Gajah-gajah terlatih di Way Kambas itu juga punya jadwal piket. Gajah yang dapat jatah piket bertugas menyambut para pengunjung TN Way Kambas. Selain menyaksikan atraksi gajah, pengunjung juga bisa merasakan sensasi naik gajah.
"Intinya menumbuhkan kesadaran konservasi," kata Sutaman yang kini bertugas sebagai polisi khusus hutan di TN Way Kambas.
Menyelamatkan gajah adalah bagian dari konservasi lingkungan secara luas. Untuk menjaga keberlanjutan gajah juga hewan lain, yang bisa dilakukan adalah menjaga lingkungan agar rantai makanan tetap berjalan alami.
Sutaman menjelaskan, konflik gajah dan manusia yang sering terjadi disebabkan karena 'miskomunikasi' antara gajah dan manusia dalam memanfaatkan alam. Dari berbagai berita sebelumnya kerap diinformasikan bahwa gajah merusak kebun penduduk, sehingga warga mengusirnya.
"Aslinya, kebun itu adalah jalan gajah yang dimanfaatkan manusia untuk berladang.

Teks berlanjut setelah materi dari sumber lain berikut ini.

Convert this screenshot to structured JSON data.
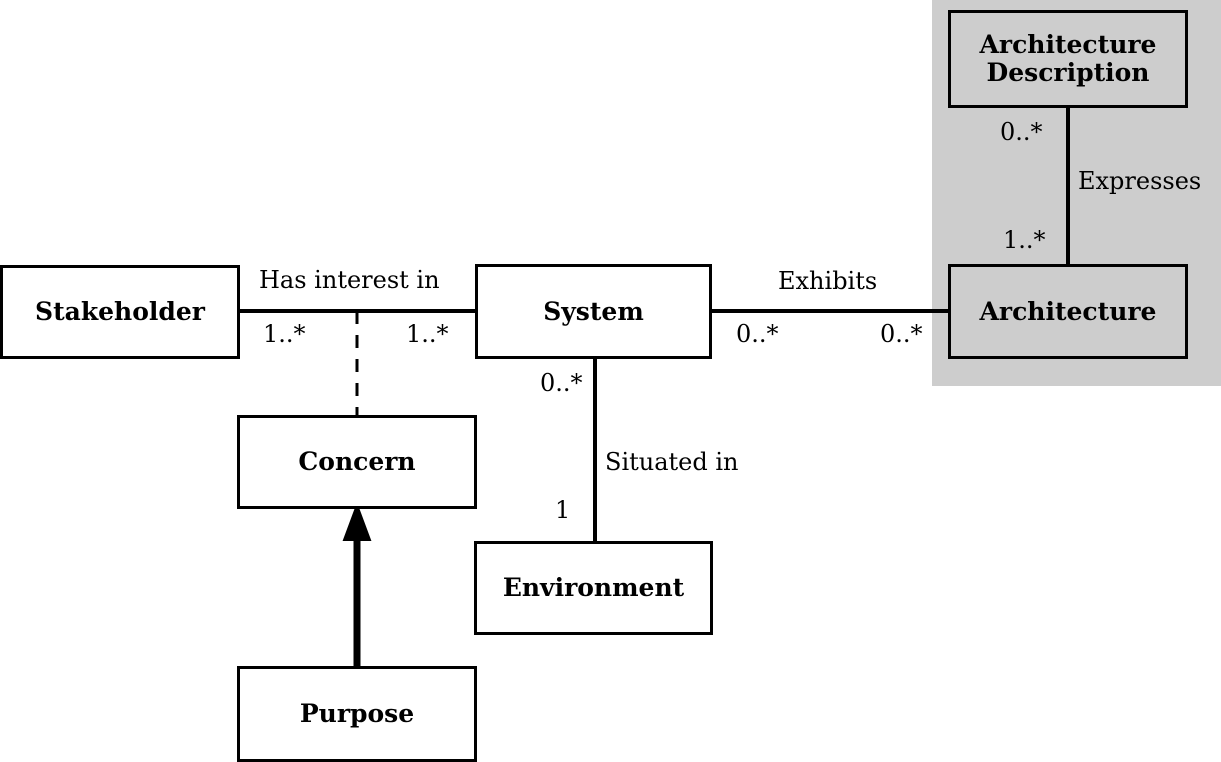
{
  "diagram": {
    "type": "uml-class-diagram",
    "background_color": "#ffffff",
    "shaded_region_color": "#cdcdcd",
    "line_color": "#000000",
    "nodes": [
      {
        "id": "stakeholder",
        "label": "Stakeholder",
        "shaded": false
      },
      {
        "id": "system",
        "label": "System",
        "shaded": false
      },
      {
        "id": "concern",
        "label": "Concern",
        "shaded": false
      },
      {
        "id": "purpose",
        "label": "Purpose",
        "shaded": false
      },
      {
        "id": "environment",
        "label": "Environment",
        "shaded": false
      },
      {
        "id": "architecture",
        "label": "Architecture",
        "shaded": true
      },
      {
        "id": "architecture-description",
        "label": "Architecture\nDescription",
        "shaded": true
      }
    ],
    "edges": [
      {
        "id": "has-interest-in",
        "label": "Has interest in",
        "from": "stakeholder",
        "to": "system",
        "source_multiplicity": "1..*",
        "target_multiplicity": "1..*",
        "style": "solid"
      },
      {
        "id": "concern-link",
        "label": "",
        "from": "has-interest-in",
        "to": "concern",
        "source_multiplicity": "",
        "target_multiplicity": "",
        "style": "dashed"
      },
      {
        "id": "exhibits",
        "label": "Exhibits",
        "from": "system",
        "to": "architecture",
        "source_multiplicity": "0..*",
        "target_multiplicity": "0..*",
        "style": "solid"
      },
      {
        "id": "situated-in",
        "label": "Situated in",
        "from": "system",
        "to": "environment",
        "source_multiplicity": "0..*",
        "target_multiplicity": "1",
        "style": "solid"
      },
      {
        "id": "expresses",
        "label": "Expresses",
        "from": "architecture-description",
        "to": "architecture",
        "source_multiplicity": "0..*",
        "target_multiplicity": "1..*",
        "style": "solid"
      },
      {
        "id": "purpose-is-a-concern",
        "label": "",
        "from": "purpose",
        "to": "concern",
        "source_multiplicity": "",
        "target_multiplicity": "",
        "style": "generalization-arrow"
      }
    ]
  },
  "labels": {
    "stakeholder": "Stakeholder",
    "system": "System",
    "concern": "Concern",
    "purpose": "Purpose",
    "environment": "Environment",
    "architecture": "Architecture",
    "architecture_description_line1": "Architecture",
    "architecture_description_line2": "Description",
    "has_interest_in": "Has interest in",
    "exhibits": "Exhibits",
    "situated_in": "Situated in",
    "expresses": "Expresses"
  },
  "multiplicities": {
    "stakeholder_side": "1..*",
    "system_side_interest": "1..*",
    "system_side_exhibits": "0..*",
    "architecture_side_exhibits": "0..*",
    "system_side_situated": "0..*",
    "environment_side_situated": "1",
    "ad_side_expresses": "0..*",
    "architecture_side_expresses": "1..*"
  }
}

Gajah setia pada rute perjalanannya, sementara manusia tidak sadar kalau kebunnya itu lintasan gajah," jelasnya.
Konflik gajah dan manusia hingga kini terus dicegah. Konservasi gajah untuk penyelamatan lingkungan juga masih berjalan dan terus ditingkatkan. Jika ingin melihat agenda ini dari dekat, datang saja ke Waykambas. Tak sulit mencarinya, hanya masuk sekitar 5 kilometer dari jalan lintas Sumatera antara Merak-Lampung.
Sangat menarik menyaksikan aktivitas gajah di Waykambas ini. Jika tak ingin naik gajah atau melihat atraksinya, swafoto dengan gajah juga seru. Melihat gajah dari dekat pun tak kalah menarik, akan terlihat bagaimana lentik bulu matanya.
Pemindahan Gajah yang Dramatis
Bicara tentang konservasi gajah tak bisa meninggalkan sebuah operasi penyelamatan gajah yang dramatis pada 1982, yakni Operasi Ganesha. Tim beranggotakan 400 orang dalam Satuan Tugas Operasi Ganesha yang dipimpin Letkol I Gusti Kompyang (IGK) Manila memindahkan sekitar 232 gajah dari Air Sugihan ke Lebong Hitam, Lampung, sejauh 70 kilometer.
Dari berbagai sumber yang mengisahkan operasi tersebut, pemicunya adalah persitiwa ratusan gajah masuk dan terperangkap di dalam perkampungan transmigran Air Sugihan, Sumatera Selatan yang sebelumnya merupakan habitat gajah Sumatra.
Emil Salim, Menteri Negara Kependudukan dan Lingkungan Hidup saat itu melaporkannya ke Presiden Soeharto. Presiden Soeharto memerintahkan Brigjen Try Sutrisno sebagai panglima Kodam IV Sriwijaya saat itu untuk tidak menembak melainkan memindahkan kawanan gajah tersebut ke tempat lain.
Rute pemindahan ini medannya cukup berat dan diawali dengan pembuatan jalur beserta pagar pembatas untuk dilewati kawanan gajah. Satgas Ganesha sendiri terdiri dari beberapa tim seperti tim kesehatan, angkutan, teritorial, penerangan, logistik, komunikasi, penggiring, zeni, pengamanan personel, evaluasi dan tim yang dilengkapi dengan helikopter.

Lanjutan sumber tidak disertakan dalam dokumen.